Search for nodes in a codebase knowledge graph by substring matching of node names. Supports filtering by domain and limiting results.

Instructions

Substring search across knowledge-graph node names (case-insensitive).

NOTE: despite the name, embedding-based semantic ranking is not wired yet (RFD-63). This currently matches substrings of node names — results are plain matches, not similarity-ranked. Use recall for broader retrieval.

Example: semantic_search(query="auth token", top_k=5, domain="devops")

Input Schema

TableJSON Schema
NameRequiredDescriptionDefault
queryYesNatural language search query
top_kNoMaximum number of results to return (default: 10)
domainNoFilter results to a specific domain
Behavior5/5

Does the description disclose side effects, auth requirements, rate limits, or destructive behavior?

With no annotations, the description fully discloses behavior: it's a substring match (not semantic), case-insensitive, returns plain matches, and has a known limitation (RFD-63). This transparency helps the agent set correct expectations.

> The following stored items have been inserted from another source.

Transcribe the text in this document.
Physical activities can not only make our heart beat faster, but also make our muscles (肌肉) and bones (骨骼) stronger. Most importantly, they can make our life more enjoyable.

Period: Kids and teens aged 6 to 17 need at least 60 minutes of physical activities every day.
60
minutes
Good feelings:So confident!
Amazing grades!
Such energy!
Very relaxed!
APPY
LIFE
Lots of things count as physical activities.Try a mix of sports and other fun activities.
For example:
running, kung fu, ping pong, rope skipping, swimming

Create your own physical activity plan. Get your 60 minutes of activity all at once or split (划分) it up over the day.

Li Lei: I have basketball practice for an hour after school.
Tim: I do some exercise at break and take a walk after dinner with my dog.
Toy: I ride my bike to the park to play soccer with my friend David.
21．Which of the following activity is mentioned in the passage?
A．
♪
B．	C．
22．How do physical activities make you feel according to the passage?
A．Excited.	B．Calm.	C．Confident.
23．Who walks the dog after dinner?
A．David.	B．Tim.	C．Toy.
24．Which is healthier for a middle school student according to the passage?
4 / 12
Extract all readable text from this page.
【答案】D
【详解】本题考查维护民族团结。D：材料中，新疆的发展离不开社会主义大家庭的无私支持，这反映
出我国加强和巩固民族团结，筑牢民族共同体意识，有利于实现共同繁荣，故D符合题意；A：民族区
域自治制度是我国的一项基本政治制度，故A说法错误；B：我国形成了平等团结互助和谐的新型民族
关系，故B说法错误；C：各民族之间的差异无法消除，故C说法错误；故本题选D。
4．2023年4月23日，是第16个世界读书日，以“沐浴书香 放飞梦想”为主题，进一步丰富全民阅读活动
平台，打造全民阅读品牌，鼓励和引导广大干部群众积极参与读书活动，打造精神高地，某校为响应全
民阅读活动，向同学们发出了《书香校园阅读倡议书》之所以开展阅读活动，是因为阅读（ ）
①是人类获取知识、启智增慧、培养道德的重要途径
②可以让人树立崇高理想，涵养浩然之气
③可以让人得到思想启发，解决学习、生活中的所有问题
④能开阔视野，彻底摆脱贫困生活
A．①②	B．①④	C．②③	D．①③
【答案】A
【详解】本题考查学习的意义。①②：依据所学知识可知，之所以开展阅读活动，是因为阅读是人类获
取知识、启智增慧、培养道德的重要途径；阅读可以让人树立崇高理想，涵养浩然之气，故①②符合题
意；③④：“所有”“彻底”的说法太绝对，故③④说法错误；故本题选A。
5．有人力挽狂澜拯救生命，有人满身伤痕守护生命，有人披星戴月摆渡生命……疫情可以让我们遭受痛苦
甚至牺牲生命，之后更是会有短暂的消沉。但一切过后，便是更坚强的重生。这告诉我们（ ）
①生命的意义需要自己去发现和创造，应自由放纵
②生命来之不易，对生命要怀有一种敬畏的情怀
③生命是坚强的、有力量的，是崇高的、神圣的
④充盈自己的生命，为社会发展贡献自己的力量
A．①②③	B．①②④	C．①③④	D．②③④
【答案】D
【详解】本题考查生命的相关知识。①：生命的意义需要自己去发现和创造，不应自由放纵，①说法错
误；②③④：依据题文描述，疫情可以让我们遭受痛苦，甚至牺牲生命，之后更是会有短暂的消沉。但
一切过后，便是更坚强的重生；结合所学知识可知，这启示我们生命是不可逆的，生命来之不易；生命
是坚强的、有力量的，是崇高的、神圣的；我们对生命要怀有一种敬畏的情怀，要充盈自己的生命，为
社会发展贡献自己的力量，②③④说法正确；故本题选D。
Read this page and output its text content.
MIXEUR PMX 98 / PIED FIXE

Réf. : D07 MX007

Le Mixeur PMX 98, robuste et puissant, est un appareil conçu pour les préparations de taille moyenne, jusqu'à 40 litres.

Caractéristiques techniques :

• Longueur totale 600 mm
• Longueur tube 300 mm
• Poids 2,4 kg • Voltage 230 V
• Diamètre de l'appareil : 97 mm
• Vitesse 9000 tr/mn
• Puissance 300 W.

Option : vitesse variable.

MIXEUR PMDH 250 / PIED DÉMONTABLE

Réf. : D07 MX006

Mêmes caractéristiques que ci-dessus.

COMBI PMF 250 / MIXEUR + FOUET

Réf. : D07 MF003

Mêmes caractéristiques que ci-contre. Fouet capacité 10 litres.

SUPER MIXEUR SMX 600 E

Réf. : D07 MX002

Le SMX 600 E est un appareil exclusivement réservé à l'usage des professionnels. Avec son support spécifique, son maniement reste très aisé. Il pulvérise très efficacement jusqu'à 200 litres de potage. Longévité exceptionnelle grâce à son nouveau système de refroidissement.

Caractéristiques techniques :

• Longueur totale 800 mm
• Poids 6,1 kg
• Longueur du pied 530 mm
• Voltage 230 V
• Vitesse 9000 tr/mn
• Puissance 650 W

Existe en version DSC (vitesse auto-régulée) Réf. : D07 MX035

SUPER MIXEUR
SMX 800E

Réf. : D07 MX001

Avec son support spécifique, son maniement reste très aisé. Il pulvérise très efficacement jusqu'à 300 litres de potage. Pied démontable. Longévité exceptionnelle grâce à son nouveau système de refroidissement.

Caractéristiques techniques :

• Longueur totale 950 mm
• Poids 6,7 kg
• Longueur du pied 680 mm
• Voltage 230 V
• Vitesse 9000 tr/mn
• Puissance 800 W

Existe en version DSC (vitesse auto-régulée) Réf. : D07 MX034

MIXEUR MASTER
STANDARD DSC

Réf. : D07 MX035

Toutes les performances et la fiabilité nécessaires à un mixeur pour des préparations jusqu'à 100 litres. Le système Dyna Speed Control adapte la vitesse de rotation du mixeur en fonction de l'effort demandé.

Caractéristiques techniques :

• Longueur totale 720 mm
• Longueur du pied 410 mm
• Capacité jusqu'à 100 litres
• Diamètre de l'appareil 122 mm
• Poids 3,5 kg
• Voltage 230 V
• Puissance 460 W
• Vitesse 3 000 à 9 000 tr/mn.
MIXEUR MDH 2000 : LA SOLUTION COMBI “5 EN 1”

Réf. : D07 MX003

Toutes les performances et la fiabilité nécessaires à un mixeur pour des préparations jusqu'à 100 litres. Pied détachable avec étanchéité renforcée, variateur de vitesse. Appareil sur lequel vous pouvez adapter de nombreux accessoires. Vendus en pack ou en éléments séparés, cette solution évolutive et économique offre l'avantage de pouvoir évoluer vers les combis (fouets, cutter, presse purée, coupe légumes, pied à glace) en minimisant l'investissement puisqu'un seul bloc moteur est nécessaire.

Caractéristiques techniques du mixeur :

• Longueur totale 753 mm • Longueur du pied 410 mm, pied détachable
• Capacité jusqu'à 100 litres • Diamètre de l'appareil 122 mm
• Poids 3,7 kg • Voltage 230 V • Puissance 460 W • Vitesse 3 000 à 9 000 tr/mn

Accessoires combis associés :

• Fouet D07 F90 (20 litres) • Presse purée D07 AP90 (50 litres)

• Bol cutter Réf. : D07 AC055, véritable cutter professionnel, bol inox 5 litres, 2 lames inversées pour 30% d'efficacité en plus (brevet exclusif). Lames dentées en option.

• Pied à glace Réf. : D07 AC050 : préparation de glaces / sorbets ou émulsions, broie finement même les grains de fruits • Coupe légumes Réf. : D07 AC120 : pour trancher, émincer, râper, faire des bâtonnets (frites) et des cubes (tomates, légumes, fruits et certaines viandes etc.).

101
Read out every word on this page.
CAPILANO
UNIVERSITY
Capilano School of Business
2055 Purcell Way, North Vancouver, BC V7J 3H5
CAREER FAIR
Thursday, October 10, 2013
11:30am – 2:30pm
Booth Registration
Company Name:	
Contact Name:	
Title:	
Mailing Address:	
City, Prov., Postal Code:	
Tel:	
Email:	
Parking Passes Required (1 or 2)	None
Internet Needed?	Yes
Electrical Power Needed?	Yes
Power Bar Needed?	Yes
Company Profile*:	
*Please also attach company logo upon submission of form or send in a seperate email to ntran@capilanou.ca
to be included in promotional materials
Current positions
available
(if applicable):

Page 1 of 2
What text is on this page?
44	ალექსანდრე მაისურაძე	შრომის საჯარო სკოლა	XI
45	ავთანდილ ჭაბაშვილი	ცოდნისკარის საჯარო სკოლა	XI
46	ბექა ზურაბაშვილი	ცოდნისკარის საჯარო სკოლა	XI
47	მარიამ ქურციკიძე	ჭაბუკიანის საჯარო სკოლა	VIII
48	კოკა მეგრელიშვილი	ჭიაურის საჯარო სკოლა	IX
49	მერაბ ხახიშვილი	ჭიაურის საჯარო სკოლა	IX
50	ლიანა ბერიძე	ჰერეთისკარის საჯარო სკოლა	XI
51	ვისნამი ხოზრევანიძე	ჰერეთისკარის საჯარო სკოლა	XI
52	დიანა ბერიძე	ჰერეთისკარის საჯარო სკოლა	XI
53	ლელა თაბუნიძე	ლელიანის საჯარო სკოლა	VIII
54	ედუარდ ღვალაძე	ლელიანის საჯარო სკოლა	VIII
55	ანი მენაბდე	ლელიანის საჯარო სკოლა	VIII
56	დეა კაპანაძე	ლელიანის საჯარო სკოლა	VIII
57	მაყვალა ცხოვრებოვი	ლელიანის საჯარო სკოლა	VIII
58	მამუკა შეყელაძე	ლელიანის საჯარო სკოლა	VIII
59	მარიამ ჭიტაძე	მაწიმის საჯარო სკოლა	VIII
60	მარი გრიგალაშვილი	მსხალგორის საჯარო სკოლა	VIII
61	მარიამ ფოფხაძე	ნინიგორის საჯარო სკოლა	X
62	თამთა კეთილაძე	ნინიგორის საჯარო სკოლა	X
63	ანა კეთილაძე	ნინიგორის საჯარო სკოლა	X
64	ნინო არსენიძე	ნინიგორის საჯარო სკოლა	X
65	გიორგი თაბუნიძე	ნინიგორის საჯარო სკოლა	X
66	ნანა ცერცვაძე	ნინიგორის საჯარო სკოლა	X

Agents need to know what a tool does to the world before calling it. Descriptions should go beyond structured annotations to explain consequences.

Conciseness5/5

Is the description appropriately sized, front-loaded, and free of redundancy?

Three sentences: main purpose, limitation note, example. Front-loaded with key information, no redundancy, concise yet complete.

Shorter descriptions cost fewer tokens and are easier for agents to parse. Every sentence should earn its place.

Completeness4/5

Given the tool's complexity, does the description cover enough for an agent to succeed on first attempt?

For a simple search tool with no output schema, the description covers behavioral aspects well. However, it lacks details about the return format (e.g., what fields are returned). An example partially compensates, but a bit more on output structure would improve completeness.

Complex tools with many parameters or behaviors need more documentation. Simple tools need less. This dimension scales expectations accordingly.

Parameters3/5

Does the description clarify parameter syntax, constraints, interactions, or defaults beyond what the schema provides?

Input schema covers all 3 parameters with descriptions (100% coverage). The description adds an example with usage but does not enrich the semantics beyond the schema. Baseline 3 is appropriate.

Input schemas describe structure but not intent. Descriptions should explain non-obvious parameter relationships and valid value ranges.

Purpose5/5

Does the description clearly state what the tool does and how it differs from similar tools?

The description clearly states it performs case-insensitive substring search on knowledge-graph node names, distinguishing it from embedding-based semantic search. The verb 'search' and resource 'node names' are specific, and the note about RFD-63 clarifies its current limitations.

Agents choose between tools based on descriptions. A clear purpose with a specific verb and resource helps agents select the right tool.

Usage Guidelines5/5

Does the description explain when to use this tool, when not to, or what alternatives exist?

The description explicitly says when to use it ('substring search across node names') and when not ('not embedding-based', advises to use 'recall' for broader retrieval). It also clarifies that results are plain matches, not similarity-ranked.

Agents often have multiple tools that could apply. Explicit usage guidance like "use X instead of Y when Z" prevents misuse.